Aggressive surgical management of recurrent lymph node and pancreatic head metastases of resected fibrolamellar hepatocellular carcinoma: a case report.

Plain English Summary
Surgery is almost always performed when Fibrolamellar is found to be exclusively in the liver.  In cases where the Fibrolamellar has metastasized elsewhere, the course of action is less clear.  The authors present a case of a women who was diagnosed with Fibrolamellar at the age of 28.  Upon removal (resection) of the tumor, one of her lymph nodes was found to contain signs of the tumor cells (they were rated “positive” for the disease).  A metastatic tumor was removed 23 months after the initial surgery, then a second 18 months later, then third sixteen months later.  At the 90-month mark, a tumor was found in the pancreas.  This was removed and 18 months later the patient is still clear. While this is just one example, the results suggest that continued surgical removal may continue to be warranted, even after repeated metastases.

Authors’ Abstract
JOP. 2012 Sep 10;13(5):529-32. doi: 10.6092/1590-8577/839.
Aggressive surgical management of recurrent lymph node and pancreatic head metastases of resected fibrolamellar hepatocellular carcinoma: a case report.Wojcicki MLubikowski JPost MChmurowicz TWiechowska-Kozlowska AKrawczyk M.
Department of Hepatobiliary Surgery and Liver Transplantation, Marie Curie Hospital. Szczecin, Poland.
Context Fibrolamellar hepatocellular carcinoma is a rare liver tumor with the propensity to metastasize to the lymph nodes months or years after initial surgery. However, its metastatic spread to the pancreas was previously reported only in a child. 
Case report We present an unusual case of a young female patient who was repeatedly treated by surgical excision of abdominal and mediastinal lymph node recurrences between 2 and 6 years after left hepatic lobectomy for fibrolamellar hepatocellular carcinoma. At 8 years following her initial surgery, the patient was diagnosed with pancreatic head metastasis and a pancreaticoduodenectomy was performed. Postoperative course was uneventful and the patient did not experience recurrence within the last 18 months. 
Conclusion The metastasis of fibrolamellar hepatocellular carcinoma to the pancreas is highly exceptional but possible and its excision appears warranted as well.

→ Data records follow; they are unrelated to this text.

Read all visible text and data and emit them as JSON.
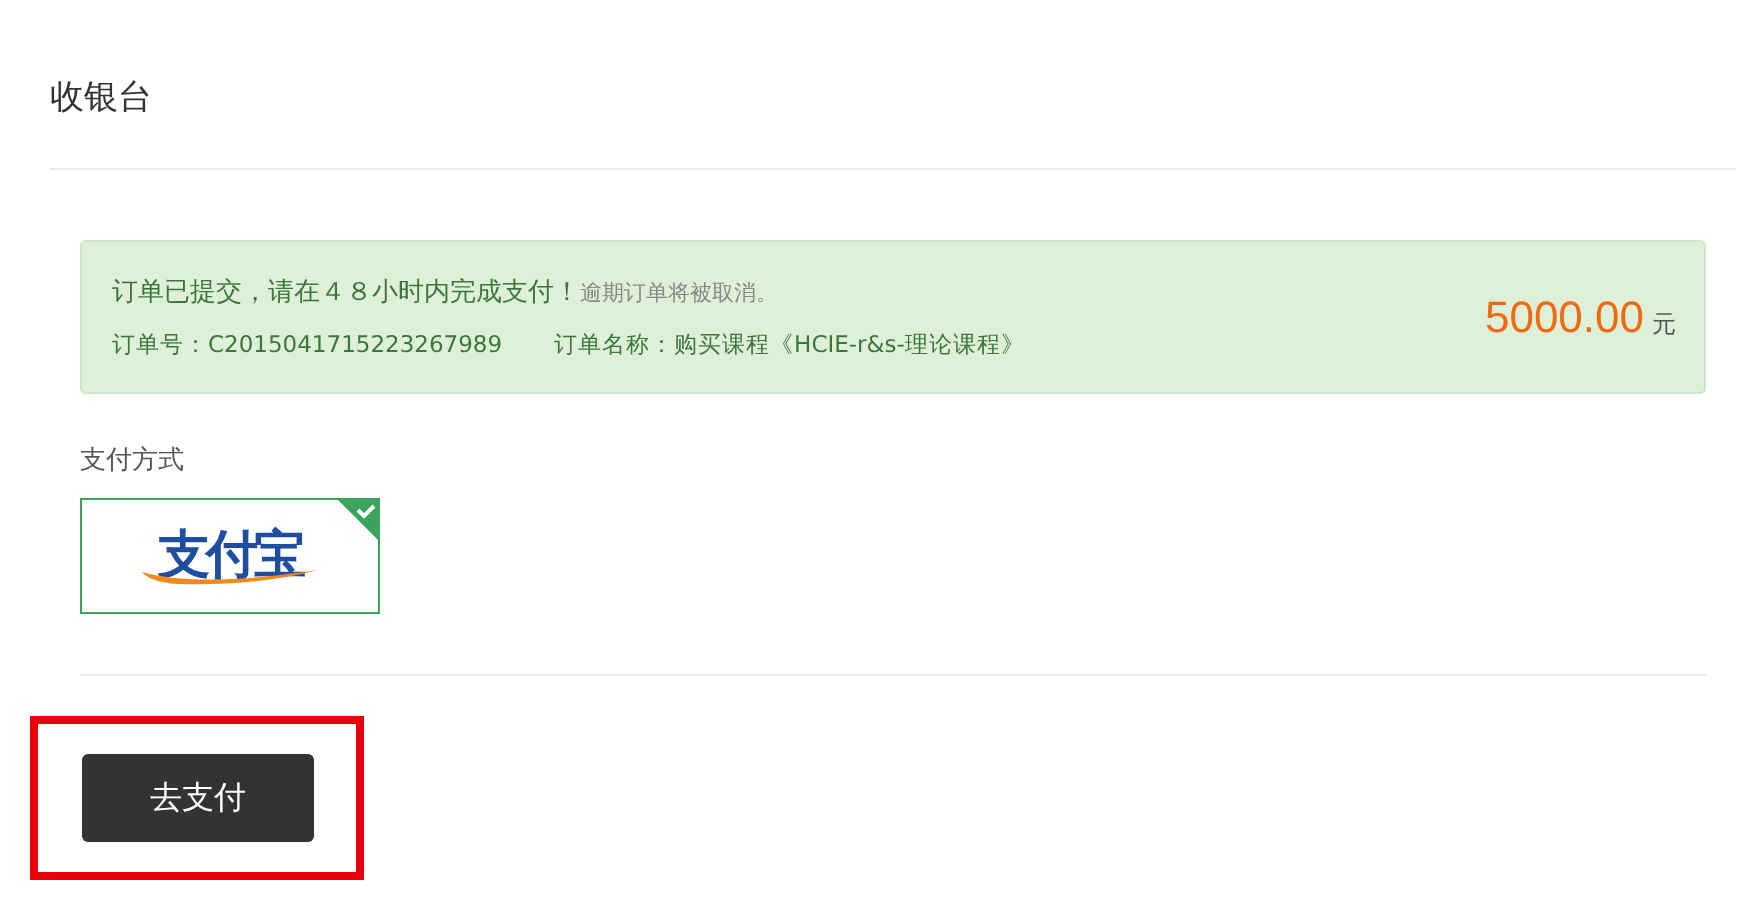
{
  "page_title": "收银台",
  "order": {
    "notice": "订单已提交，请在４８小时内完成支付！",
    "notice_hint": "逾期订单将被取消。",
    "order_number": "订单号：C2015041715223267989",
    "order_name": "订单名称：购买课程《HCIE-r&s-理论课程》",
    "amount": "5000.00",
    "currency": "元"
  },
  "payment": {
    "label": "支付方式",
    "methods": [
      {
        "logo_text": "支付宝",
        "selected": true
      }
    ]
  },
  "pay_button": {
    "label": "去支付",
    "highlighted": true
  }
}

Prolonged Complete Response after GEMOX Chemotherapy in a Patient with Advanced Fibrolamellar Hepatocellular Carcinoma.

Plain English summary: 
The only drug approved for patients with advanced primary liver cancer  (hepatocellular carcinoma, or HCC) is sorafenib, also known by its brand name of Nexavar.  In HCC there is often significant damage to the liver (cirrhosis).  The authors of this study wondered if chemotherapeutics that are considered too dangerous for use with patients with significant liver damage, might work in patients with liver cancer who do not also have significant damage from cirrhosis.  Fibrolamellar is unlikely to be the result of long-term damage to the liver.  The study examined a 25 year old women who, after her primarly tumor was removed (resected) from her liver, was found to have metasteses in her lymph nodes.   The patient received alternating mixtures of two drugs: gemcitabine-oxaliplatin, and five years after treatment was stopped, the woman was still clear of any signs of fibrolamellar. 

Author’s abstract

Gras P, Truant S, Boige V, Ladrat L, Rougier P, Pruvot FR, Hebbar M.
Case Rep Oncol. 2012 Jan;5(1):169-72. Epub 2012 Apr 3

The following is the published abstract for this paper.  The complete paper is available for free.  
The only currently validated treatment for advanced hepatocellular carcinoma (HCC) is sorafenib. However, sorafenib has been mainly studied in patients with HCC developed in cirrhotic liver. Chemotherapy might be more suitable for patients with HCC in non-cirrhotic liver. We report the case of a young woman with fibrolamellar HCC in a non-cirrhotic liver, with histologically proven metastatic ganglionary relapse after surgical resection of the primary tumour. Chemotherapy with gemcitabine and oxaliplatin (GEMOX regimen) achieved a complete response without relapse five years after discontinuation of chemotherapy. This exceptional case raises the question of clinical trials specifically designed for patients with HCC in non-cirrhotic liver.